A trading strategy is not effective for anyone else in the market, and you need to adjust your strategy based on your own mental and psychological characteristics. Contrary to claims made by market gurus, achieving continuous profits in the market is not easy and requires years of experience, knowledge, and skill.
What is a broker?
Forex brokers are financial service companies whose job is to provide a suitable platform for trading international currencies and other assets such as metals and stocks through a trading platform such as MetaTrader and CTrader. Brokers are essentially intermediaries between buyers and sellers.
To enter the forex market, after registering with a broker and selecting the type of account and then charging the account, you can start your activities in the forex market.
What are the important factors for choosing a broker?
Regulation and broker licenses are the most important principle in choosing a broker because your capital is in the hands of the broker and the one you choose must have valid legal licenses. For example, US brokers must obtain a license from the Commodity Futures Trading Commission (CFTC). So, in the first step, licenses and credibility of the broker require careful consideration.
The type of accounts and fees you pay for transactions are usually the broker's income from users' commissions and spreads.
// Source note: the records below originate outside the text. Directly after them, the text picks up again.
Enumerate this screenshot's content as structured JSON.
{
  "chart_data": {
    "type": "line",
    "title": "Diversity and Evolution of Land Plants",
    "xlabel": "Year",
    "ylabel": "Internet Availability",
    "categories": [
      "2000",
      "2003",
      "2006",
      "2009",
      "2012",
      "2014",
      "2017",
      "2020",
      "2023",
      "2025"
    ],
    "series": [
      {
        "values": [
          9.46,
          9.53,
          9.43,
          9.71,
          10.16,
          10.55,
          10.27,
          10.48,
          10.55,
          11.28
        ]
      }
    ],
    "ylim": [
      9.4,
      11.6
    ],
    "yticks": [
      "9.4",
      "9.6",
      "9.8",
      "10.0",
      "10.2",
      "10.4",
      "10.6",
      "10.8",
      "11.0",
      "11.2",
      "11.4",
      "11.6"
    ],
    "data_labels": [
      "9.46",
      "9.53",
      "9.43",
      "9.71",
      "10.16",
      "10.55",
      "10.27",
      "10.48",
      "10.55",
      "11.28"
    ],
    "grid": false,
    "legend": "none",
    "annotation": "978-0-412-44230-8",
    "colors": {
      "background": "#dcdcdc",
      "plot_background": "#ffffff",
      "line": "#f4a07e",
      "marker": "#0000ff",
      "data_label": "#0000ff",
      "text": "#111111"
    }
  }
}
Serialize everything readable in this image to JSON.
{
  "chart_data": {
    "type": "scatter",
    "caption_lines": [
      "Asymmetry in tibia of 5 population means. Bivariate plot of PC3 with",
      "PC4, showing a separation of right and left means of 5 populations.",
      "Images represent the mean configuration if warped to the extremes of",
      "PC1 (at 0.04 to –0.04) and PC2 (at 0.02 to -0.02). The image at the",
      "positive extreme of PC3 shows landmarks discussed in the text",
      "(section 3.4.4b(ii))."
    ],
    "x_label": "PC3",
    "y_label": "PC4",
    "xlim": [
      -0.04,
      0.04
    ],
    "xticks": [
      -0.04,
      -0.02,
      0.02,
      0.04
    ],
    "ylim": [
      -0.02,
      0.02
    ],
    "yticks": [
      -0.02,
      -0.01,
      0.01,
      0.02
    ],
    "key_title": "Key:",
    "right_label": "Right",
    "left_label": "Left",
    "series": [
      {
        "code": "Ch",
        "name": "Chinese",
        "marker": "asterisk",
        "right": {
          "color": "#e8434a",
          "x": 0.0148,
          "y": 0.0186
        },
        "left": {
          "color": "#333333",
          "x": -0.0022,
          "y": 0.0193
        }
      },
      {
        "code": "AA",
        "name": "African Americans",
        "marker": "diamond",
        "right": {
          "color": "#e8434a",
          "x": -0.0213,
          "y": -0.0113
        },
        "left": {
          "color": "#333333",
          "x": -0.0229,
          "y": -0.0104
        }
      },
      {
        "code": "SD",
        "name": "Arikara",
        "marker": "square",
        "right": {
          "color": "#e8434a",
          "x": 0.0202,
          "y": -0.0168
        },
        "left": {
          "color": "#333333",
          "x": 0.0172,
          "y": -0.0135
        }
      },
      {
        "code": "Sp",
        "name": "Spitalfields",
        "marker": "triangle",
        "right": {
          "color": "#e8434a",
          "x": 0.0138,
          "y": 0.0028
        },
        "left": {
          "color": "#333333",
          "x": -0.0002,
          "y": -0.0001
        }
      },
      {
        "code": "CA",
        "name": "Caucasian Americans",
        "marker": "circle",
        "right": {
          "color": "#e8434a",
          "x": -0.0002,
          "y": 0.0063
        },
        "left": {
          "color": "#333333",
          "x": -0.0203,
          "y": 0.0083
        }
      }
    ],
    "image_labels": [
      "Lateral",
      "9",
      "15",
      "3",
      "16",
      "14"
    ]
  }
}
The amount of commission you pay to the broker has a significant impact on your profit or loss, and it is recommended that you work with brokers that have the minimum commission and spreads, although most brokers that provide services to Iranians receive higher fees than well-known brokers in the world.
Broker support - A good broker should have online and available support to quickly resolve your issues.
Deposit and Withdrawal
The discussion of deposit and withdrawal in a broker is very important, and it is better to use brokers that have diversity in deposit and withdrawal methods.
Also, the speed of withdrawal transactions from the broker is important, and withdrawal from the account should not take more than one business day.